Advertisement

North Carolina orders new U.S. House election after 'tainted' vote

By Andrew Hay and Gabriella Borter

(Reuters) - North Carolina's elections board on Thursday ordered a new election for a U.S. House seat after officials said corruption surrounding absentee ballots tainted the results of a 2018 vote that has embarrassed the Republican Party.

The bipartisan board's 5-0 decision came after Republican candidate Mark Harris, confronted by days of evidence that an operative for his campaign orchestrated a ballot fraud scheme, called for a new vote in the state's 9th Congressional District.

"It's become clear to me that the public's confidence in the 9th District seat general election has been undermined to an extent that a new election is warranted," Harris said on the fourth day of the hearing in Raleigh, the state capital.

Elections Board Chairman Bob Cordle said "the corruption" and "absolute mess" with absentee ballots had cast doubt on the entire contest.

"It certainly was a tainted election," Cordle said. "The people of North Carolina deserve a fair election."

The race is the country's last unsettled 2018 congressional contest, and the outcome will not change the balance of power in the Democratic-controlled House of Representatives.

But evidence of ballot fraud by the Harris campaign turned the tables on the Republican Party, which has accused Democrats with little evidence of encouraging individual voter fraud in races such as the 2016 presidential election.

Harris' request for a new vote came as a surprise after he spent months trying to fend off a rerun. He led Democrat Dan McCready by 905 votes out of 282,717 ballots cast on Nov. 6, but elections officials refused to certify him the winner because of allegations of irregularities in the vote.
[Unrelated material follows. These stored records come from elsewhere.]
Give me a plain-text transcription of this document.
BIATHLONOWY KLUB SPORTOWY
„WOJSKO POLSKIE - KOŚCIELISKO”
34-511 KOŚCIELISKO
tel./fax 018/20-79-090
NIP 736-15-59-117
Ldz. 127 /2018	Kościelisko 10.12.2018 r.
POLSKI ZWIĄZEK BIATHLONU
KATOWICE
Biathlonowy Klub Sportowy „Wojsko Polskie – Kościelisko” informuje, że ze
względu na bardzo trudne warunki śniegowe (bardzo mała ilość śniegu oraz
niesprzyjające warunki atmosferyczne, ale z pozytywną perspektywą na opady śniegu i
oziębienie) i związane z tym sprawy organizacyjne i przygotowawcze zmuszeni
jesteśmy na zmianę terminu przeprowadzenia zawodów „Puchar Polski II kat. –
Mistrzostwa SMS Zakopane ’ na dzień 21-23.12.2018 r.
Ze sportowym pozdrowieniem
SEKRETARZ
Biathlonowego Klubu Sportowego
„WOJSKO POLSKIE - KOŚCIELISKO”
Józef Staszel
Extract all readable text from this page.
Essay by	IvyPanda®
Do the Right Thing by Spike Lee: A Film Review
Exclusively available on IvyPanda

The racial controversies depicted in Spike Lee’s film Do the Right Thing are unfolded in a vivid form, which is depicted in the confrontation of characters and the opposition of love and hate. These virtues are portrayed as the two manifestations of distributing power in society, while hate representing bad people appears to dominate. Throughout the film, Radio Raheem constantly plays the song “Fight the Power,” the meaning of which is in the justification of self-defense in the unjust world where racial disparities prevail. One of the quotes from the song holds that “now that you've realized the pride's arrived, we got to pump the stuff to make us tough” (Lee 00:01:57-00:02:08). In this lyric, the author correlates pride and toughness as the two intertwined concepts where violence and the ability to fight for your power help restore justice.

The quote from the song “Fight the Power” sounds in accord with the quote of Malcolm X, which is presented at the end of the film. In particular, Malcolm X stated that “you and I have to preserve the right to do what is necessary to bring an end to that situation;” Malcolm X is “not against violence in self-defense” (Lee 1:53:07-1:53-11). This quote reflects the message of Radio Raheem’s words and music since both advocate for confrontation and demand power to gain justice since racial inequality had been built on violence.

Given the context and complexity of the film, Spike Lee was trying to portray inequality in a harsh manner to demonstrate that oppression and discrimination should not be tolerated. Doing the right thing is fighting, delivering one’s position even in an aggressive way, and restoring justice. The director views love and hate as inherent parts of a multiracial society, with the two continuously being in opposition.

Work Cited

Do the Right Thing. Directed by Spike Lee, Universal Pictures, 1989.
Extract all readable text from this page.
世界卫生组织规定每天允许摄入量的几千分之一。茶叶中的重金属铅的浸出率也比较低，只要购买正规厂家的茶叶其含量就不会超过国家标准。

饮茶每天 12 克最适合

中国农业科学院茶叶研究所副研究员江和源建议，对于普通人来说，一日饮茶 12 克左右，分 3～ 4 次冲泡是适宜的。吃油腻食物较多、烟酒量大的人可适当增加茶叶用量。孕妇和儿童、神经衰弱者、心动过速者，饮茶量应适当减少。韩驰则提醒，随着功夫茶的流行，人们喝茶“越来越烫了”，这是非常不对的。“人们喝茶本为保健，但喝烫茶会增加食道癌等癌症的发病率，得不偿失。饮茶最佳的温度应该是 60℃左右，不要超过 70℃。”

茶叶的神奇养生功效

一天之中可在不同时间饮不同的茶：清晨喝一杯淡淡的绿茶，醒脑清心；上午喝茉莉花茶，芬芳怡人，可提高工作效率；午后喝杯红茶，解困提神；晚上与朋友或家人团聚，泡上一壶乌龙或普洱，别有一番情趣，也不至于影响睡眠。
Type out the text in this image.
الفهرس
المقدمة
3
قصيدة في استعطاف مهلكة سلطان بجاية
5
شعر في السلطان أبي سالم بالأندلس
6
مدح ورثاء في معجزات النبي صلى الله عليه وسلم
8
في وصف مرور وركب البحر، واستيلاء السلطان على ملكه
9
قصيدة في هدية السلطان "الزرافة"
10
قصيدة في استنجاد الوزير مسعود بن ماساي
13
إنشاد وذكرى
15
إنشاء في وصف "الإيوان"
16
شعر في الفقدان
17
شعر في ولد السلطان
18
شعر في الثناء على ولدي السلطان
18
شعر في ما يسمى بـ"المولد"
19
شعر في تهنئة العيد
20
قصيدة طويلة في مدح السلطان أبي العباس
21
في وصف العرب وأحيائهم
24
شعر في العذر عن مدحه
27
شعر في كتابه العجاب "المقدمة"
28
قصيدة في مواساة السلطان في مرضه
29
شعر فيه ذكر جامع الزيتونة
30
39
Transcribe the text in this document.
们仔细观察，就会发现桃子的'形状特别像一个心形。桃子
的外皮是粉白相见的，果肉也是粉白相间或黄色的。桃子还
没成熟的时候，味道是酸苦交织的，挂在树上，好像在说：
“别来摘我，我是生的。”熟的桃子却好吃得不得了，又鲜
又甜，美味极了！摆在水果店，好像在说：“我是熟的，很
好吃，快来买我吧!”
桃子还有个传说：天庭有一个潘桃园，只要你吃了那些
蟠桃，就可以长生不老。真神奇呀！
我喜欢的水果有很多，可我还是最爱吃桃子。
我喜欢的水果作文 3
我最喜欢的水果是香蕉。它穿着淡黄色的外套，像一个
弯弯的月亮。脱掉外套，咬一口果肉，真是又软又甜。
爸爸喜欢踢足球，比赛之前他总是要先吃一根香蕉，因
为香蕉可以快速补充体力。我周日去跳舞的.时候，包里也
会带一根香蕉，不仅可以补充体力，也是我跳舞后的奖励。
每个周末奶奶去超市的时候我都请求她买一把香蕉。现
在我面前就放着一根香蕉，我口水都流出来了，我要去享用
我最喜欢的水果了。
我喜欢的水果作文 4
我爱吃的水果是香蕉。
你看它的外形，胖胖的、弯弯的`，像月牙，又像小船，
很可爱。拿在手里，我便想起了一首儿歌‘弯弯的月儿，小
The pastor capitulated after his son testified he had warned his father of potential illegal activity by Republican political operative Leslie McCrae Dowless.

North Carolina law requires that a new primary nominating election also be conducted in the district, which covers parts of Charlotte and the southeast of the state. Republicans have held the seat since 1963.

'ILLEGAL SCHEME'

It is unclear whether Harris, 52, will run again. He told the board he was recovering from an infection last month that led to sepsis and two strokes, and said his illness led to memory lapses during the hearing that made him realize he was not prepared for the “rigors” of the proceeding.

North Carolina's Democratic Party said the hearing laid bare the Harris campaign's "illegal scheme to steal an election." McCready wasted no time in tweeting to supporters to donate to his campaign for the new election.

"Today was a great step forward for democracy in North Carolina," he tweeted.

If Democrats pick up the seat, they would widen their 235-197 majority in the House after taking control of the chamber from President Donald Trump's fellow Republicans in the November elections.

State Republicans said they respected Harris' decision to resolve a "tremendously difficult situation."

"The people of North Carolina deserve nothing less than the full confidence and trust in the electoral system," party Chairman Robin Hayes said in a statement.

Earlier on Thursday, Harris said he had known Dowless was going door to door on the candidate's behalf to help voters obtain absentee ballots, a process that is legal. Harris said Dowless assured him he would not collect the ballots from the voters, which would violate state law.

But residents of at least two counties in the district said Dowless and his paid workers collected incomplete absentee ballots and, in some instances, falsely signed as witnesses and filled in votes for contests left blank, according to testimony at the hearing.

Harris campaign officials said they did not pay Dowless to do anything illegal, and Dowless maintained his innocence.